I have a CSV file with multiple fields. There are few fields(string) for which data got spans to multiple lines. I want to aggregate those multiple lines into one line.
Input Data:
1, "asdsdsdsds", "John"
2, "dfdhifdkinf
dfjdfgkdnjgknkdjgndkng
dkfdkjfnjdnf", "Roy"
3, "dfjfdkgjfgn", "Rahul"
Expected Output:
1, "asdsdsdsds", "John"
2, "dfdhifdkinf dfjdfgkdnjgknkdjgndkng dkfdkjfnjdnf", "Roy"
3, "dfjfdkgjfgn", "Rahul"
The same question is asked in SO earlier. However the solution is achieved using power shell. Is it possible to achieve the same using python or pandas or pyspark.

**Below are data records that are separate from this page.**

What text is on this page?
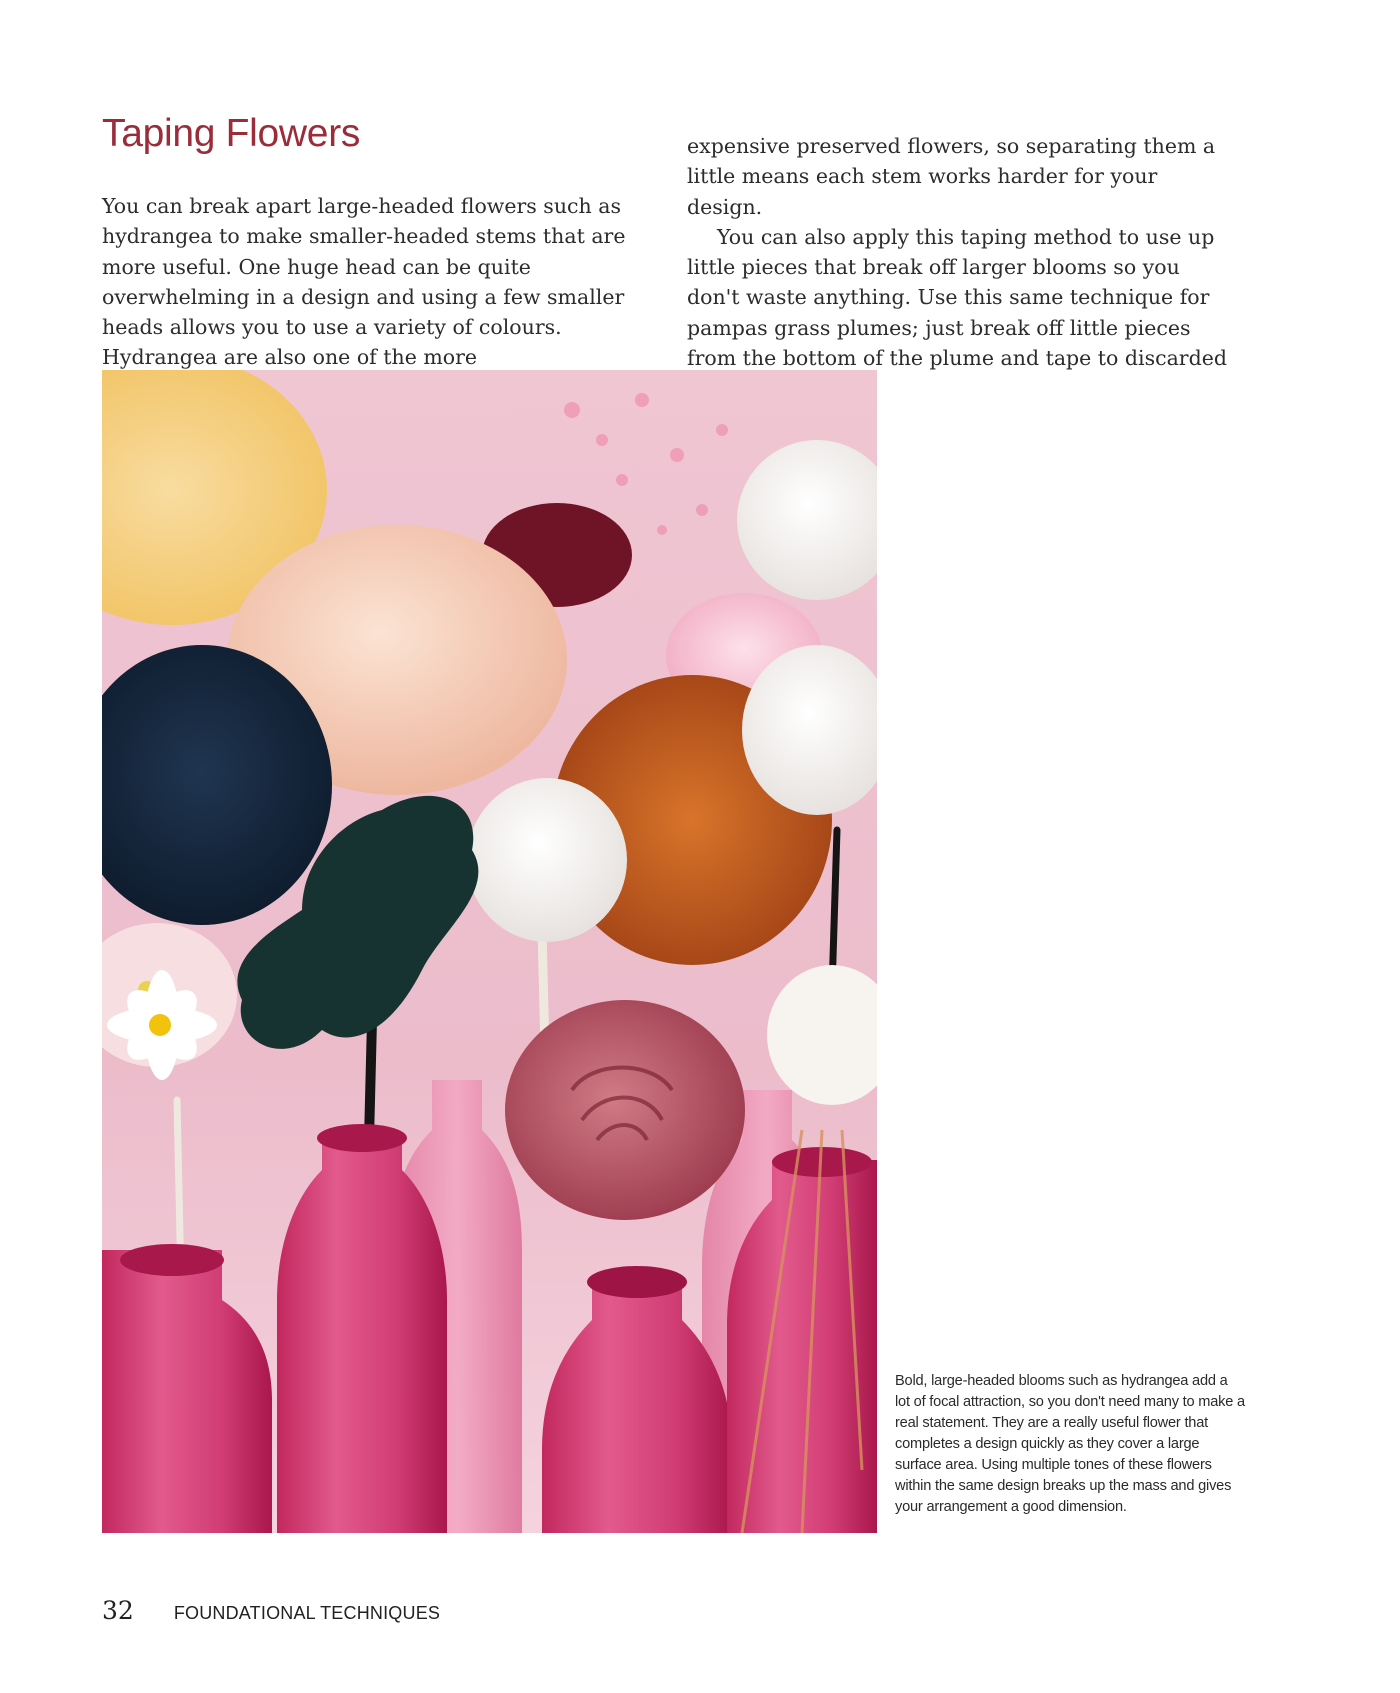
Taping Flowers

You can break apart large-headed flowers such as hydrangea to make smaller-headed stems that are more useful. One huge head can be quite overwhelming in a design and using a few smaller heads allows you to use a variety of colours. Hydrangea are also one of the more

expensive preserved flowers, so separating them a little means each stem works harder for your design.

You can also apply this taping method to use up little pieces that break off larger blooms so you don't waste anything. Use this same technique for pampas grass plumes; just break off little pieces from the bottom of the plume and tape to discarded

Bold, large-headed blooms such as hydrangea add a lot of focal attraction, so you don't need many to make a real statement. They are a really useful flower that completes a design quickly as they cover a large surface area. Using multiple tones of these flowers within the same design breaks up the mass and gives your arrangement a good dimension.

32 FOUNDATIONAL TECHNIQUES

Whenever the data spans multiple lines it will be in double quotes for sure.
What I tried
I can able to read the the data without any issues using pandas and pyspark even though there are fields whose got spanned to multiple lines.
Pandas:
pandas_df = pd.read_csv("file.csv")
PySpark
df = sqlContext.read.format('com.databricks.spark.csv').options(header='true', inferschema='true') \
.option("delimiter", ",").option("escape", '\\').option("escape", ':').\
option("parserLib", "univocity").option("multiLine", "true").load("file.csv")
Edit:
There can be n number of fields in the csv file and this data span can be in any field.